Как я ни подлещивался к ней, как ни силился держаться на втором плане, одобряя все, что она предпринимает (хотя на самом-то деле это были вопиющие профессиональные промахи), мой приход и вмешательство сразу же внушили ей враждебность ко мне. Что поделаешь! Акушерка, за которой наблюдают, так же приятна, как ногтоеда. Просто не знаешь, куда ее сбагрить, чтобы она по возможности меньше тебе пакостила. Семьи выплескивались из кухни, заливали квартиру и первые ступени лестничных маршей, смешивались со сбежавшимися в дом родственниками. А уж сколько их было!.. Толстые и тонкие, они сонливыми гроздьями скучивались под висячими лампами. Время шло, прибывали новые родственники из провинции, где спать ложатся раньше, чем в Париже. Эти были уже сыты по горло. Что бы я ни втолковывал им — как нижним, так и верхним, — все встречалось в штыки.
На втором этаже агония длилась недолго. Тем лучше и тем хуже. В момент, когда умирающий испускал последний вздох, появился его постоянный врач доктор Оманон, зашедший мимоходом справиться, жив ли еще его пациент, и тоже наорал или почти наорал на меня, почему это я оказался у изголовья больного. Я объяснил, что вечером в воскресенье заступил на муниципальное дежурство, а потому мое присутствие здесь вполне естественно, после чего с достоинством удалился на четвертый этаж.
У женщины наверху продолжалось кровотечение. Еще немного, и она в свой черед отчалила бы. За какую-нибудь минуту я сделал ей укол и вновь спустился к пациенту Оманона. Там все было кончено. Оманон только что ушел. Но мои двадцать франков успел-таки прикарманить, сволочь. Я остался на бобах. Тут уж я решил ни за что не уступать свое место при роженице и одним духом взлетел наверх.

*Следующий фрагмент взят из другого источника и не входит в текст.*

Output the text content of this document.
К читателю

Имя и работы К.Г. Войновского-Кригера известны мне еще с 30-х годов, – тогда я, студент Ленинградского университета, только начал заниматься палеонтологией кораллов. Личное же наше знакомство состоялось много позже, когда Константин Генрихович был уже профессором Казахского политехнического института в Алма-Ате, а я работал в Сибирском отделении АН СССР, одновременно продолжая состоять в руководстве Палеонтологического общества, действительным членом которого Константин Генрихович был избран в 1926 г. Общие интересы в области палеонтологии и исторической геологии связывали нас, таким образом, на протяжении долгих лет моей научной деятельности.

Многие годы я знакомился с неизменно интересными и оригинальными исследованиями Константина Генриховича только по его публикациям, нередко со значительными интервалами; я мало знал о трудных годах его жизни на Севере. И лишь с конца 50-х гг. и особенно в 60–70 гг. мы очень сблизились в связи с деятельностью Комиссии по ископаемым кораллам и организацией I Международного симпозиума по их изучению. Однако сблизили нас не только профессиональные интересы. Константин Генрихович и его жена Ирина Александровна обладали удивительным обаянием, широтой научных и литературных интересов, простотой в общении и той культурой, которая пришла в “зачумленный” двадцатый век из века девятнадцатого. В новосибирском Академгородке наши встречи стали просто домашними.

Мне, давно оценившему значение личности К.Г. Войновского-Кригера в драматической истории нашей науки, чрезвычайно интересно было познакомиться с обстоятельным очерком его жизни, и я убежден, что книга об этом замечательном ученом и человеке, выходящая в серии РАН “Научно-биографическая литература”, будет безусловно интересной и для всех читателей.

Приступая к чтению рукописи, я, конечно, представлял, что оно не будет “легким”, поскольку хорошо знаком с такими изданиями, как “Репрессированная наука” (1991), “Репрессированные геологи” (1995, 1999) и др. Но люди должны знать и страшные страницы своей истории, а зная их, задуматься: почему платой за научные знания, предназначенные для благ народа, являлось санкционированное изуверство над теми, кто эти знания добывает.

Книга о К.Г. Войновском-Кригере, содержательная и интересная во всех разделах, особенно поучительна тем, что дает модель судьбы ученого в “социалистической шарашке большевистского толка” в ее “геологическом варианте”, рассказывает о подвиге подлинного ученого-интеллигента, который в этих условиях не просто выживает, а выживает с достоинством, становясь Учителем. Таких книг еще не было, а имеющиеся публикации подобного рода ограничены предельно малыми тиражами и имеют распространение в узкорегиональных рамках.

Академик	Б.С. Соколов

Склонясь над кровоточащей маткой, я снова объяснил семье, как обстоит дело. Акушерка, понятно, не согласилась со мной. Она перечила мне так, словно от этого зависел ее заработок. Тем хуже для нее! Раз уж я здесь, чихать мне, что ей нравится, а что — нет. Довольно самодеятельности! Взявшись за дело как следует и проявив настойчивость, я мог заработать сотнягу. Итак, спокойствие и побольше науки, черт побери! Грудью встречать выпады и пропахшие вином вопросы, которые безжалостно скрещиваются над твоей безвинной головой, — каторжная работа. Семья выражает свое неодобрение вздохами и отрыжкой. Акушерка со своей стороны надеется, что я растеряюсь, сбегу и оставлю ей свою сотню франков. Ну уж, дудки! Этого она не дождется! Подходит срок уплаты за квартиру. Кто же за меня будет рассчитываться? Роды тянутся с самого утра — согласен. Кровотечение не прекращается — согласен. Плод не выходит. Значит, остается набраться терпения и ждать.
Теперь, когда раковый больной был мертв, публика снизу потихоньку потянулась наверх. Раз уж предстоит принести себя в жертву и провести ночь без сна, надо хотя бы поискать себе какое-нибудь развлечение поблизости. Семейство снизу пришло посмотреть, не кончится ли и здесь все так же скверно, как у них. Два мертвеца за одну ночь в одном и том же доме — такое всю жизнь вспоминать будешь. Вот так-то! На лестнице звенят колокольчики ошейников: собаки со всего дома бегают и прыгают по ступенькам. Они тоже устремляются наверх. Приезжие издалека все прибывают, их уже слишком много, они перешептываются. Девицы разом «познают жизнь», по выражению их мамаш, и томно напускают на себя умудренный вид перед лицом несчастья. Утешать — инстинктивная потребность женщины. Какой-то кузен, с утра наблюдающий за ними, совершенно одурел. Несмотря на усталость, увиденное — откровение для него: туалеты-то у всех расхристаны. Он все равно женится на одной из этих девиц, но, раз уж он здесь, ему хочется получше рассмотреть их ноги — так легче будет выбирать.